Como não são completas, é bom que se tenha mais de uma suíte de testes também. Não gosto nem de imaginar: um único fabricante e uma única suíte de testes. Nem uma coisa nem outra; o governo e nós, a sociedade, temos a obrigação de zelar para que isso não aconteça. Se acontecer, e eu digo se, o governo será responsabilizado e nós também, além de pagarmos o preço como consumidores.
Mudando de assunto, como criador do Ginga-NCL, como o senhor vê a decisão Argentina de adotar só o Ginga-NCL e agora dizem que também a Bolívia?
Primeiro eu não vi em nenhum lugar oficial que a Argentina ou a Bolívia tenham adotado só o Ginga-NCL e acho que isso não é verdade.
O que a Argentina fez foi partir inicialmente só com o Ginga-NCL e foi uma atitude corretíssima e séria do governo Argentino, na minha opinião. Correta porque, visando a criação de empregos locais, a indústria local e o consumidor local, eles decidiram que enquanto não dominarem os processos do Ginga-J e não existir mais de um fornecedor da tecnologia no mercado, eles ficam apenas com o Ginga-NCL, que eles já dominam e, hoje, no mesmo nível, se não maior, que as empresas brasileiras, exatamente por terem tomado essa atitude correta. Isso não significa, entretanto, que eles estão parados e nem que não vão caminhar para o Ginga completo. Significa apenas que o farão com controle. Uma decisão correta que eu parabenizo o governo daquele país.
Mas no encontro em agosto o governo brasileiro vai tentar que eles mudem de posição..
Eu não acredito nisso. O que o governo brasileiro quer, no meu entender, é discutir uma processo de harmonização. Pode até ser, embora eu não creia que isso vá acontecer, que a harmonização seja, no fim, o Ginga-NCL.

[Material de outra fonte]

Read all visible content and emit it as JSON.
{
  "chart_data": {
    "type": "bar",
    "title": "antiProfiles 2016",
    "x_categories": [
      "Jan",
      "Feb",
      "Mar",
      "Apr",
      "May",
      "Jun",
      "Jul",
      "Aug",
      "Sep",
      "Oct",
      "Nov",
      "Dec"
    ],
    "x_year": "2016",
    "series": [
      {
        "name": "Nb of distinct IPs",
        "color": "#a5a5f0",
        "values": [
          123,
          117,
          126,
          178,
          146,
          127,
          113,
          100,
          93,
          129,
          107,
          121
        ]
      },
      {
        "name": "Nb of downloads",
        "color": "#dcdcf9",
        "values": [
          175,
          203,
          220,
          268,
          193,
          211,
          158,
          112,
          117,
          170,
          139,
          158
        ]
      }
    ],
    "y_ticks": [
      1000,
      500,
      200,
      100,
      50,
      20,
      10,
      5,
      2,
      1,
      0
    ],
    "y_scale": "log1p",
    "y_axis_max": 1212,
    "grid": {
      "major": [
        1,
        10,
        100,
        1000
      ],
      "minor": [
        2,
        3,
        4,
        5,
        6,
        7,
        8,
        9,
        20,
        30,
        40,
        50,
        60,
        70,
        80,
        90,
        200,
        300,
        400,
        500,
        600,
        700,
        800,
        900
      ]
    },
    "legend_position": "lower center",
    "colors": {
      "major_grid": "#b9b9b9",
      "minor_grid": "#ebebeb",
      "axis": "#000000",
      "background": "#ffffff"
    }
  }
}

Enfim, o que o governo brasileiro quer, no meu entender, é uma harmonização que pode acontecer no médio prazo, quando todos dominarem as tecnologias. Isso é o máximo que se pode querer sem ferir a autonomia dos países. O resto é desejo de empresas que querem dominar o mercado de forma geral e vêm na concorrência uma ameaça. Felizmente, por enquanto, isso não está prevalecendo. Começar só com o Ginga-NCL não deixa legado. Pior foi começar com o “zapper”, como fizemos.
Por falar nisso, como anda a padronização do Ginga-NCL no ITU-T?
Vai muito bem. Nossa vida internacional, por incrível que pareça, é muito mais fácil que a nacional, porque lá basta apenas mostrar nossa qualidade e nisso o Ginga-NCL é muito forte, e espero que continue evoluindo e que mantenha essa posição.
Recentemente a implementação da PUC-Rio foi reconhecida como a implementação de referência do ITU-T. Estamos correndo para melhorá-la ainda mais e torná-la ainda mais completa.
A suíte de testes do Ginga-NCL proposta pela PUC-Rio foi aprovada como Draft ITU-T ( note que ela existe no ITU-T), e a PUC-Rio foi encarregada de sua implementação, o que está fazendo coordenando os trabalhos que vêm sendo executados junto com outras empresas e órgãos de regulação, em âmbito internacional.